Une grande variété de biens culturels peuvent être concernés

On liste, entre autres :

  • Les objets d’art
  • Les peintures ou dessins…
  • Les livres imprimés, bibliothèques, archives
  • Les papiers, notes manuscrites, parchemins, incunables
  • Les éléments en pierre, sculptures, éléments d’architecture

Les sources de détérioration sont également multiples

Bactéries, champignons, insectes, rongeurs peuvent créer des dommages.  Les plus largement répandus dans les magasins et sur les documents sont les champignons et en particulier les moisissures (c’est-à-dire des micro-organismes au développement filamenteux). Les lichens et les algues peuvent également causer des détériorations, en particulier sur les matériaux poreux.

Les micro-organismes sont présents partout : sol, eau, animaux, humains et sont susceptibles d’altérer les biens culturels. Ce qui immobilise les collections et peut présenter un risque pour la santé des visiteurs et des agents.

Développement des moisissures

Le développement des germes dépend de nombreux facteurs :

  • Facteurs liés aux micro-organismes eux-mêmes (leur espèce, les interactions entre les micro-organismes)
  • Facteurs écologiques : température, pH, composition de l’atmosphère. La poussière étant leur source d’alimentation, il est primordial de l’éliminer.
  • Facteur d’humidité : Les bactéries sont les micro-organismes les plus exigeants en eau. Les champignons microscopiques ont des besoins en eau plus variable.

Quand on remarque des taches sur une œuvre d’art : tableaux, objets divers…, une analyse microbiologique permet de savoir si des micro-organismes, encore actifs, sont en cause dans l’apparition de ces détériorations.

Pour cela, il est nécessaire d’effectuer un prélèvement par écouvillonnage puis d’envoyer les prélèvements à notre laboratoire pour analyse.

A la réception des prélèvements sur écouvillon, nous effectuons des ensemencements sur boîtes de Pétri. Des géloses de composition différente nous permettent de différencier les divers micro-organismes encore en activité: bactéries, champignons ou levures. Les plus dangereuses pour les collections sont les espèces cellulolytiques et les protéolytiques : Aspergillus, Penicillium, Eurotium, Chaetonium, Aureobasidium, etc. La prolifération très rapide de Trichoderma et Penicillium, Chrysogenum, impose des mesures spéciales.

Suivant les résultats des ensemencements, on pourra procéder à l’identification des germes les plus représentatifs de la biodétérioration après établissement d’un devis et votre accord.

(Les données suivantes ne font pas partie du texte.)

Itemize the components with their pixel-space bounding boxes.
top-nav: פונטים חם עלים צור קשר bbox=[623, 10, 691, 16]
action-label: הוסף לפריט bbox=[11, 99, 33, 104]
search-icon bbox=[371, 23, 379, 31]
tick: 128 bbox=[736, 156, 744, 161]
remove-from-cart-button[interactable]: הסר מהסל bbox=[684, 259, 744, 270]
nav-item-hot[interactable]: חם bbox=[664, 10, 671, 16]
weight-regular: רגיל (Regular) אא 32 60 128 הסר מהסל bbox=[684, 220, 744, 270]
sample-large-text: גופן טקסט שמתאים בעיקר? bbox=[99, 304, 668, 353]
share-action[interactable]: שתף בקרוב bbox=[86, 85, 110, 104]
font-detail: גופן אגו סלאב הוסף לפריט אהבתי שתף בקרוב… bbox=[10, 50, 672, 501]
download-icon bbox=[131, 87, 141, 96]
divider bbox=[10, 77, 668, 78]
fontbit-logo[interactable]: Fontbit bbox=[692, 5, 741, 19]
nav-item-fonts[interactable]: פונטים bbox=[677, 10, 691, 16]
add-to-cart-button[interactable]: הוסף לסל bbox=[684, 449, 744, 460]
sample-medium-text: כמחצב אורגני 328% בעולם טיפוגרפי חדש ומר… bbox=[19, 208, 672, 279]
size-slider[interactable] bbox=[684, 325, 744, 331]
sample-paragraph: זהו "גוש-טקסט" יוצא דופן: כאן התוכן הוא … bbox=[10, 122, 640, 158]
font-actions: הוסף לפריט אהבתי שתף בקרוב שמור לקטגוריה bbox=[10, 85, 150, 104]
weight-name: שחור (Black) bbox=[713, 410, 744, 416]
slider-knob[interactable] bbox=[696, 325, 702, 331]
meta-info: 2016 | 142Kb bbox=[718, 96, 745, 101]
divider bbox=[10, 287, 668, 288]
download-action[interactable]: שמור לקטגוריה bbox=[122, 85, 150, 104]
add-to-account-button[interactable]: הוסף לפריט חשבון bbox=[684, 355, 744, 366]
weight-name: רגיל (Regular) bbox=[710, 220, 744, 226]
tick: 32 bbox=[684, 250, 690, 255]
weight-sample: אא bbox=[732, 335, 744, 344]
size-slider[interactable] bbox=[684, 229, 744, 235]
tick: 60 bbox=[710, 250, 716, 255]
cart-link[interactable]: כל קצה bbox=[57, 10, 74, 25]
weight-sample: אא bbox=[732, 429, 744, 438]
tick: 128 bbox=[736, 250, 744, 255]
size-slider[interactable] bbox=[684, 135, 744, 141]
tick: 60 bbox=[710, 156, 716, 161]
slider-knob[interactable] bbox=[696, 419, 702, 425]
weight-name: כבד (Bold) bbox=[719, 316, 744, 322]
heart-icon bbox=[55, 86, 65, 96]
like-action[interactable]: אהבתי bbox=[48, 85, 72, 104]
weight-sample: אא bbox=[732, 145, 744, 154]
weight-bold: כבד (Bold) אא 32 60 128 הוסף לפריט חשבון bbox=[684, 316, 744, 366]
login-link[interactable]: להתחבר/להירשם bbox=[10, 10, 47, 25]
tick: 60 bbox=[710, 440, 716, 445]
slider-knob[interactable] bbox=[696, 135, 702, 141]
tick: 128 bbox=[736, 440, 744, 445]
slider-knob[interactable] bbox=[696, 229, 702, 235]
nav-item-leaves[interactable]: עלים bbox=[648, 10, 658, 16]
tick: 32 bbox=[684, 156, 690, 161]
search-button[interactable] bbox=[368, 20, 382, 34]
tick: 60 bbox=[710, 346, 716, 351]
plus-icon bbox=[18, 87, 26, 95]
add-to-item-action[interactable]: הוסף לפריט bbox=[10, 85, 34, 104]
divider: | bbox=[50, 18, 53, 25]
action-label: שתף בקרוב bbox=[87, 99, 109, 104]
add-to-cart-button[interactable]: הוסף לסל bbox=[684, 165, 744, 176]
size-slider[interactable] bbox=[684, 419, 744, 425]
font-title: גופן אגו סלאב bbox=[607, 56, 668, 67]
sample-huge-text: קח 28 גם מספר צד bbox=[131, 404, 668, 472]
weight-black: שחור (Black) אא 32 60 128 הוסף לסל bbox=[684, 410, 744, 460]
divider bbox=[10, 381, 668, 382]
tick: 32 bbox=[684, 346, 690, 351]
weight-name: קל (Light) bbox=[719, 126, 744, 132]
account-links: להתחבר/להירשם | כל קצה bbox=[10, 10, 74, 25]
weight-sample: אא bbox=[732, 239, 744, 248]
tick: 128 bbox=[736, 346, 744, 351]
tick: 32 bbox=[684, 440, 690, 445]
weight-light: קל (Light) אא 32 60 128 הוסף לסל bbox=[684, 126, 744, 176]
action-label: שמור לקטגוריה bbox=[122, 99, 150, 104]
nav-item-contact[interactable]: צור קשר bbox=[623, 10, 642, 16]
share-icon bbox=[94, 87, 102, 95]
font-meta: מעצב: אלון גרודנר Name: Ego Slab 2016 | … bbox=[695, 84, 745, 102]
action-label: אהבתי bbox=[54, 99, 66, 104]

Dans le cas où le restaurateur veut effectuer lui-même le diagnostic et que le support le permet, à la place du prélèvement par écouvillonnage, il peut appliquer directement une lame gélosée double face de MICROTEST A (une face pour les bactéries et une face pour les champignons et les levures) sur l’œuvre, si le contact avec la gélose ne détériore pas le milieu à analyser.

Après incubation, les lames gélosées permettront de mettre en évidence les micro-organismes actifs.

La Direction des Archives de France conseille d’utiliser le MICROTEST A pour  détecter d’éventuelles bactéries, puis de traiter éventuellement avec le VITALUB QC 50 ou de l’éconazide alcoolique si l’infestation est de faible importance (http://www.archivesdefrance.culture.gouv.fr/static/1137)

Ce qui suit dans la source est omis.